The factor \(\frac{x_{3D} + 1}{2}\) maps the normalized \(x\)-coordinate from the range [-1, 1] to [0, 1], and multiplying by the screen width gives us the pixel position. The same applies for \(y_{\text{screen}}\), but we invert the \(y_{3D}\) coordinate to account for the fact that screen coordinates typically have the origin at the top-left corner, whereas the NDC system has the origin at the center.

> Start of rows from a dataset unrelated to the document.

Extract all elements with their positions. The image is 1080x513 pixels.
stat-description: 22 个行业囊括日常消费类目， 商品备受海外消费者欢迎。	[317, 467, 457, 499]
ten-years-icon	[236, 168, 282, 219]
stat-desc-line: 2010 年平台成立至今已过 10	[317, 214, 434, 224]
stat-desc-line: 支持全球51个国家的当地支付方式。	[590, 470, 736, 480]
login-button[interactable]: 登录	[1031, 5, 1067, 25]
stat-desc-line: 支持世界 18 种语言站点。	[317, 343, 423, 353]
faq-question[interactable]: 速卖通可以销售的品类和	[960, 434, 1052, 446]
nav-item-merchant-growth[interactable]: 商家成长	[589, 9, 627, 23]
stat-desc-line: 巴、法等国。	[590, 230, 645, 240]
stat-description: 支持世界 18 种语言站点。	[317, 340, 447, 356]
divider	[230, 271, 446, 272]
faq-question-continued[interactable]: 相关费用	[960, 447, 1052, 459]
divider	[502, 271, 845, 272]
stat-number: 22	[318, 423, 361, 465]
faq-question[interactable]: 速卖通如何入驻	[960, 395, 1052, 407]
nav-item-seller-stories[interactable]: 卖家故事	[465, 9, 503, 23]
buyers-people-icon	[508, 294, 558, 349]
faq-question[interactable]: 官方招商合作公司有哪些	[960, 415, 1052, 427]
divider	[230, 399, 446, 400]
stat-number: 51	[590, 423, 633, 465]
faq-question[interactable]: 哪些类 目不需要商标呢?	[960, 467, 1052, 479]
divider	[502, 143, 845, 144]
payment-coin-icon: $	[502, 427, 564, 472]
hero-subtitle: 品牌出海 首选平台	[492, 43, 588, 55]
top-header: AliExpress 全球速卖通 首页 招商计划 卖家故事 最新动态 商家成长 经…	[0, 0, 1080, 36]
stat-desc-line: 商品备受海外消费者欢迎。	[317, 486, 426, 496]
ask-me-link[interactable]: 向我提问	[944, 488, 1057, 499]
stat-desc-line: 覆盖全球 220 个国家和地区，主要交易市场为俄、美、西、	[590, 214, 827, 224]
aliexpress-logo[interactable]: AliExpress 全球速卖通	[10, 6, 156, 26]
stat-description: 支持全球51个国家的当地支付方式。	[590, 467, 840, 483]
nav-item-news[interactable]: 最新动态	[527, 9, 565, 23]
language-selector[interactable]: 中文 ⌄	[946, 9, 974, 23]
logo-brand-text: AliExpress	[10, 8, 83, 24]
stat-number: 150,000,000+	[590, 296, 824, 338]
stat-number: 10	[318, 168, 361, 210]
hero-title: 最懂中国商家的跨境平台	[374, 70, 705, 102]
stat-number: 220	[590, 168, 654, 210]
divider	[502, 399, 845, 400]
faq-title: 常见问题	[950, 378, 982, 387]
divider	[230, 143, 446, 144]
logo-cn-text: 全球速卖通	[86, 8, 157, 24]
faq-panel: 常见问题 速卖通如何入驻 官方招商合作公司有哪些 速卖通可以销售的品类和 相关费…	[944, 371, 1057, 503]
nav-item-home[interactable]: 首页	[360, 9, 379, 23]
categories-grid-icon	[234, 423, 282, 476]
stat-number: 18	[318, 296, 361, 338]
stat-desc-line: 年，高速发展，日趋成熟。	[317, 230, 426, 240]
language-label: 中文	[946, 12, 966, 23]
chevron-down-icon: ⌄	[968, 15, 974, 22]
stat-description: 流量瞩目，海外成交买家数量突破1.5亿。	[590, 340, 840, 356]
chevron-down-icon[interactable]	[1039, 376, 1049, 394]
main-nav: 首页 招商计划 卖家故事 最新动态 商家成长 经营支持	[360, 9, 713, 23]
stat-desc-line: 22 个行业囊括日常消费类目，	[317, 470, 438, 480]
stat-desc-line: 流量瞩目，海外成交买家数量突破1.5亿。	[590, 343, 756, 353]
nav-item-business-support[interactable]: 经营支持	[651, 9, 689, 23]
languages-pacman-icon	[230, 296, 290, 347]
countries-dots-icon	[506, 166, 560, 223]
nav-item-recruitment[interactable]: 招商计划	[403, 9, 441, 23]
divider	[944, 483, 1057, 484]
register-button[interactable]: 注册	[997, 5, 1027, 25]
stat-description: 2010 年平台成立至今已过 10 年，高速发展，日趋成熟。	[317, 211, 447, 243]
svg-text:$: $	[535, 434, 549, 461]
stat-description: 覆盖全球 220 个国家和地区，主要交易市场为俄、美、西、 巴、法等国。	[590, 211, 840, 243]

Putting it All Together in Haskell

Here’s how you can perform this transformation in Haskell:

-- Given a projection matrix and a 4D vector, project the vector to screen coordinates
projectToScreen :: Mat4 -> Vec4 -> Double -> Double -> (Double, Double)
projectToScreen projectionMatrix vec width height =
    let Vec4 x' y' z' w' = mulMV projectionMatrix vec  -- Apply projection matrix
        x3D = x' / w'                                  -- Perspective divide
        y3D = y' / w'
        -- Convert from NDC to screen coordinates
        xScreen = (x3D + 1) / 2 * width
        yScreen = (1 - y3D) / 2 * height
    in (xScreen, yScreen)

Example

Suppose we have the following vector and projection matrix:

let vec = Vec4 1 1 1 1  -- 3D point (1, 1, 1)
let projectionMatrix = projection 90 (16/9) 0.1 1000  -- Field of view, aspect ratio, near/far planes
let (xScreen, yScreen) = projectToScreen projectionMatrix vec 1920 1080  -- Screen resolution

This will give you the screen coordinates \(x_{\text{screen}}\) and \(y_{\text{screen}}\), where the 3D point \((1, 1, 1)\) will be projected on a 1920x1080 display.

Conclusion

This has been some of the basic 3D concepts presented through Haskell. In future posts, we’ll use this code to create some basic animations on screen.